If it were possible, the word “COVID” would be banned from pronunciation as it has become synonymous with fatigue, weariness, exasperation, anger and all those feelings that eat away at morale.
And it’s even worse when you compare yourself.
By touring the Canadian, American or European media, we can see that COVID is everywhere the big topic of the news. And as there is no lack of criticism of the way in which the various governments are managing the crisis, we deduce that basically, we are all in the same boat.
But when you’re in the field, you understand that the words “chaos”, “disorganization”, “severity” and company do not have the same meaning for everyone. In my case, I admit to being quite confused since two of my children left at the beginning of January to study for several months in Europe, one in France, the other in Sweden.
The pleasant surprise: as soon as they arrive, the impression of coming back to life! The COVID exists, which imposes constraints, including the precious vaccination, but their host society is not paralyzed. We visit each other, we go to the restaurant, we go out, and if in doubt, we have rapid tests on hand. And we manage to talk about something else in the public space!
This is called “living with COVID”. Here, this scenario is unlikely.
Certainly, we must take into account a host of factors that explain the particular case of Quebec, as my fabulous family doctor (she has a practice at home and can see patients in case of emergency!) reminded me during my very recent consultation. Here, the harshness of winter locks us in for a long time and we are Latins, so the practice of distancing specific to Scandinavian, Germanic or Asian peoples is not natural to us…
And above all, she insisted as a professional who has also traveled a lot, our health system has nothing to do with what we find elsewhere.

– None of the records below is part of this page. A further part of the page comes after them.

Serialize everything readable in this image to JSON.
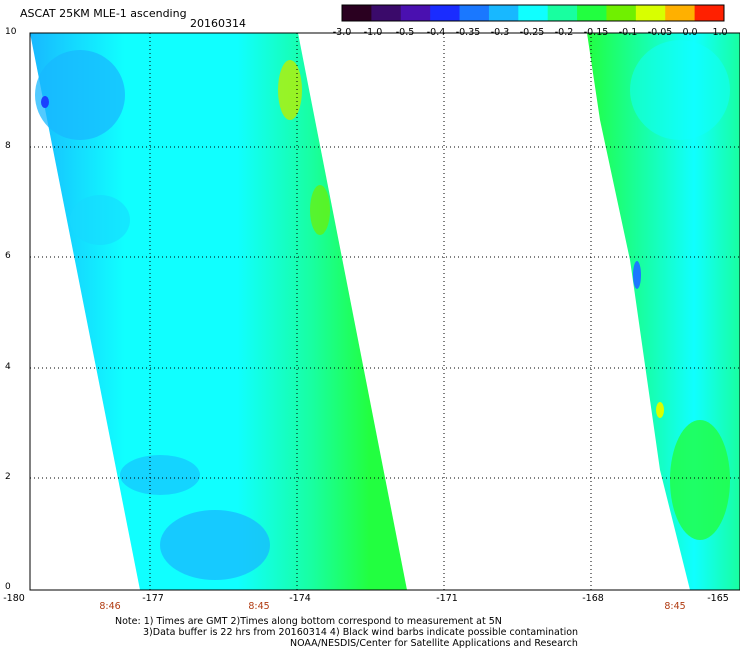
{
  "header": {
    "title": "ASCAT 25KM MLE-1 ascending",
    "date": "20160314"
  },
  "colorbar": {
    "labels": [
      "-3.0",
      "-1.0",
      "-0.5",
      "-0.4",
      "-0.35",
      "-0.3",
      "-0.25",
      "-0.2",
      "-0.15",
      "-0.1",
      "-0.05",
      "0.0",
      "1.0"
    ],
    "colors": [
      "#2a0020",
      "#3a0a6a",
      "#4a10b0",
      "#1a2cff",
      "#1a78ff",
      "#18b8ff",
      "#10ffff",
      "#18ffa0",
      "#22ff40",
      "#70f000",
      "#d8ff00",
      "#ffb000",
      "#ff2000"
    ]
  },
  "axes": {
    "y_ticks": [
      "0",
      "2",
      "4",
      "6",
      "8",
      "10"
    ],
    "x_ticks": [
      "-180",
      "-177",
      "-174",
      "-171",
      "-168",
      "-165"
    ],
    "time_labels": [
      "8:46",
      "8:45",
      "8:45"
    ]
  },
  "notes": {
    "line1": "Note: 1) Times are GMT 2)Times along bottom correspond to measurement at 5N",
    "line2": "3)Data buffer is 22 hrs from 20160314 4) Black wind barbs indicate possible contamination",
    "line3": "NOAA/NESDIS/Center for Satellite Applications and Research"
  }
}
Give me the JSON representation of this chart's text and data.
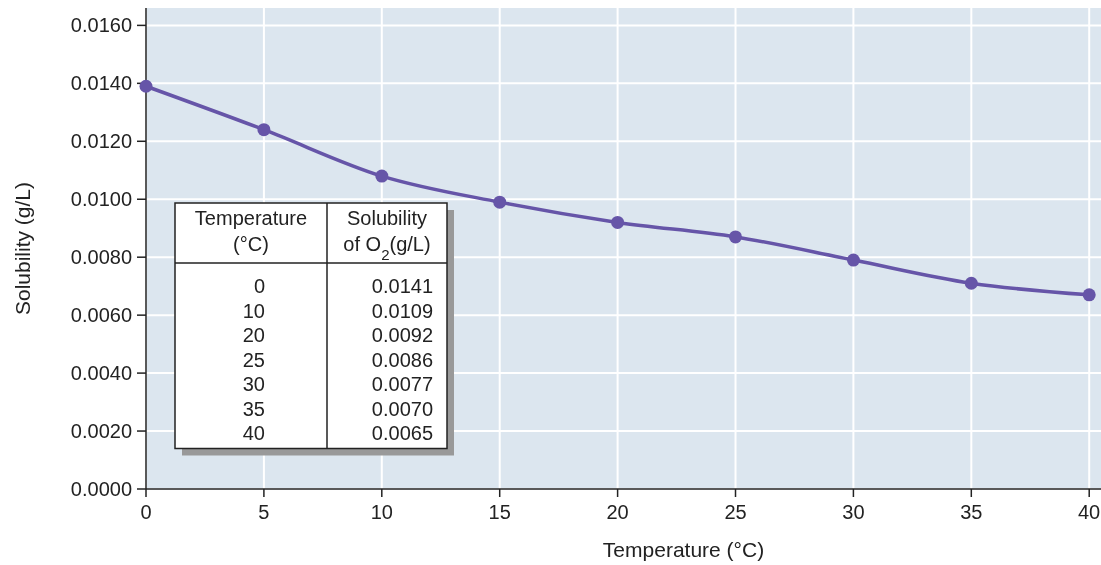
{
  "chart_data": {
    "type": "line",
    "xlabel": "Temperature (°C)",
    "ylabel": "Solubility (g/L)",
    "x": [
      0,
      5,
      10,
      15,
      20,
      25,
      30,
      35,
      40
    ],
    "series": [
      {
        "color": "#6655a8",
        "values": [
          0.0139,
          0.0124,
          0.0108,
          0.0099,
          0.0092,
          0.0087,
          0.0079,
          0.0071,
          0.0067
        ]
      }
    ],
    "marker": "circle",
    "grid": true,
    "xlim": [
      0,
      40.5
    ],
    "xticks": [
      0,
      5,
      10,
      15,
      20,
      25,
      30,
      35,
      40
    ],
    "ylim": [
      0,
      0.0166
    ],
    "yticks": [
      {
        "value": 0,
        "label": "0.0000"
      },
      {
        "value": 0.002,
        "label": "0.0020"
      },
      {
        "value": 0.004,
        "label": "0.0040"
      },
      {
        "value": 0.006,
        "label": "0.0060"
      },
      {
        "value": 0.008,
        "label": "0.0080"
      },
      {
        "value": 0.01,
        "label": "0.0100"
      },
      {
        "value": 0.012,
        "label": "0.0120"
      },
      {
        "value": 0.014,
        "label": "0.0140"
      },
      {
        "value": 0.016,
        "label": "0.0160"
      }
    ],
    "annotations": [
      "Temperature\n(°C)",
      "Solubility\nof O$_{2}$(g/L)",
      "0",
      "0.0141",
      "10",
      "0.0109",
      "20",
      "0.0092",
      "25",
      "0.0086",
      "30",
      "0.0077",
      "35",
      "0.0070",
      "40",
      "0.0065"
    ]
  }
}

Let us remember the major shortcomings: fewer hospital beds per inhabitant, less home care, fewer health professionals to distribute the work, which the doctor concentrates here in his hands…
COVID has at least shattered the illusion we have about the state of the network, this belief that “once you get in, everything is fine” with which Quebecers have been reassuring themselves since too long.
It’s been bad for decades — since the beginning, in fact. Our public health system was set up in 1970, and in 1974, the government created a first working committee to look into emergency room overcrowding! From committees to reports, from reports to reforms, the matter only got worse.
That everything is on the verge of collapsing today is ultimately only the logical consequence of a problem present from the foundation of the system. Unless we rebuild everything from scratch, things will never be better. Not for nothing did Prime Minister François Legault promise a “refoundation” of the health system a few days ago.
We would like to believe it. You would have to believe it, because it makes no sense for the weakness of the network to lock up all of Quebec at home, waiting for the opening, closing, reopening – and we start again! — a multitude of activities depending on whether the hospital beds are occupied or not.
However, the task will be so gigantic that it is already utopian, even if the CAQ government has the advantage of being able to envisage a long-term project, its re-election being almost certain.
But simply imagine the layers of the Ministry of Health between which it will be necessary to navigate, the medical and union corporatisms which it will be necessary to face, the force of habit and inertia which it will be necessary to counter, the forms of all kinds which ‘it will be necessary to give up, the accounting reflexes which often have the last word… we guess that it will end with another light at the end of a tunnel which lengthens as we advance.
It is all the more difficult to accept when you have already tested a health system elsewhere. This was my case in France, where I lived for two years and where I had a child.
I remember being amazed when, due to illness, I went to the emergency room of a small Parisian hospital. The waiting room was empty! “What exceptional luck! I said to the young woman at the reception. From her closed air, I deduced that she didn’t understand me… Of course, some French friends explained to me later, very amused: in this country, waiting in the emergency room doesn’t exist!
My pregnancy allowed me to understand why: quick access to a doctor’s office for serious concerns; recourse to the pharmacist in the event of a minor problem; home visit by a midwife following childbirth; ease of making appointments of all kinds, even for the foreigner that I was… I haven’t seen any more emergencies during my entire stay.
I had my other children here and I have never found this global approach, neither for me nor for them, nor when recently some of my relatives suffered from serious illnesses, even more exhausted because access to too often had to go through an inhuman stay in the emergency room.
In France, they did everything to keep us out of hospital; here, everything sends us there. To the point that, and this is our tragedy, all of Quebec is now imprisoned there. Failing to give us the key to get out, can we at least open the windows for good and let us breathe?